Nerves are basically composed of axons, a long, slender projection of a nerve cell, or neuron, that carries electrical impulses from it. Nerves are the connecting ‘wires’ which interconnect different parts of central nervous system. The disruption in this network because of nerve damage can be likened to cutting an electrical cord connecting a lamp to an outlet, meaning the signal between the cell body and effector cells is interrupted, and neurons are unable to convey effective requests such as a muscle movement resulting in paralysis.

Nerve regeneration

Severe nerve damage is currently incurable as part of the neuron downstream of the injury dies off and this neuron cannot be replaced. Grafting, which works well for skin tissue damage, doesn’t work in the case of nerves because of loss of nerve function where the donor tissue is removed and the difficulty in reconnecting the nerve cells.

Though there is no cure for nerve damage, some medicines such as methylprednisolone and Sygen are used to limit secondary damage and reduce the loss of nerve function to limited effects. However, it seems that this is the most that can be done for nerve damage using drugs.

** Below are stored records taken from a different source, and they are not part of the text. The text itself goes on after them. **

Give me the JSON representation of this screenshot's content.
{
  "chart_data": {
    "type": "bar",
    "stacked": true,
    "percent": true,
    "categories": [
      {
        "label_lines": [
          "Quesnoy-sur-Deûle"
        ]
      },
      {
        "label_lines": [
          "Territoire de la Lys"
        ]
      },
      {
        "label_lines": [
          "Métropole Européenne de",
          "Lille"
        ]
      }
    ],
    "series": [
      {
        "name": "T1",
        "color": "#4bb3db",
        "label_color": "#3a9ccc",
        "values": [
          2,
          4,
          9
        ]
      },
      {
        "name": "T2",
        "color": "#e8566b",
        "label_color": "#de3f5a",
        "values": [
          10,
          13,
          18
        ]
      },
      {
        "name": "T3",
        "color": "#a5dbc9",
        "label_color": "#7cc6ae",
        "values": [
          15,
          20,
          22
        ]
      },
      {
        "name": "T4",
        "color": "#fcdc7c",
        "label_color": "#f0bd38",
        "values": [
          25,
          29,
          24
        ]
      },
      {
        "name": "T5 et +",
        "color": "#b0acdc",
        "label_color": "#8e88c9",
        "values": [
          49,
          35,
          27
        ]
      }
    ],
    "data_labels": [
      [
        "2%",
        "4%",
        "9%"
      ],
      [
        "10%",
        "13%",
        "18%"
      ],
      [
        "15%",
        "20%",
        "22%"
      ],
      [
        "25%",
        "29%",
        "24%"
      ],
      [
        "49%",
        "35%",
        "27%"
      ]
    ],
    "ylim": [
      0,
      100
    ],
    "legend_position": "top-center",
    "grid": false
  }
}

It is biotechnology which seems to hold the future for successful nerve regeneration. Scientists are trying to regenerate nerves in vivo through following methods:
  • Guidance Channels
  • Stem Cells
  • Growth Factors
  • Gene Therapy

The scope of this article is limited to discussing stem cells for nerve regeneration.

Stem cells for nerve regeneration

Stem cells display a high level of plasticity, their main reason to be used in nerve regeneration. By plasticity we mean that these cells can be programmed to different tissue functions irrespective of their origin. This property of stem cells means that it would be possible to take any stem cell from a patient and influence that cell in specific ways to get nerve function. After injecting these manipulated stem cells into patient’s body, the cell could migrate to the location of the injury and immediately function as nerve cells. In fact, experiments have shown stem cells to be even more flexible than expected. In mouse models, nerve stem cells have even produced blood cells after putting them into the bone marrow.

Hair follicle cells for nerve regeneration

Hair growth is a unique, cyclic regeneration phenomenon and the throughout the life of mammals.

The hair follicle bulge area is a rich source of actively growing, pluripotent adult stem cells. These cells can be put through a culture, molded and reprogrammed into neurons, glia, keratinocytes, smooth muscle cells, and melanocytes in vitro. With the hair follicle undergoing repeated cycles of periods of growth (anagen), regression (catagen), and rest (telogen), the follicle bulge region contains cells that are, by several criteria, true stem cells.

During the anagen phase of the hair growth cycle, the bulge stem cells periodically differentiate into all of the follicle cell types including the outer-root sheath, hair matrix cells, and inner-root sheath as well as sebaceous-gland basal cells, and epidermis.

Scientists in their studies have found that in response to wounding, some cells exit the follicle, migrate and proliferate to repopulate the infundibulum and epidermis. Multipotent adult stem cells isolated from mammalian skin dermis, termed skin-derived precursors, can proliferate and differentiate in culture to produce neurons, glia, smooth muscle cells, and adipocytes. However, the exact location of the skin-derived precursors was not identified.

In vivo studies show the nestin-driven GFP hair follicle stem cells can differentiate into blood vessels and neural tissue after transplantation to the subcutis of mice.

Equivalent hair follicle stem cells derived from transgenic mice with beta-actin-driven GFP implanted into the gap region of a severed sciatic nerve greatly enhanced the rate of nerve regeneration and the restoration of nerve function. The follicle cells transdifferentiated largely into Schwann cells, which are known to support neuron regrowth.

These results suggest that hair follicle stem cells provide an important, accessible, autologous source of adult stem cells for regenerative medicine. On day, it may be possible to take stem cells from the hair follicle of a person. Culture the cells and transform them into nerve cells, and then inject the cells into damaged nerves to regenerate them. Such an approach may be a long way into the future, but the first studies to prove this is possible have been done.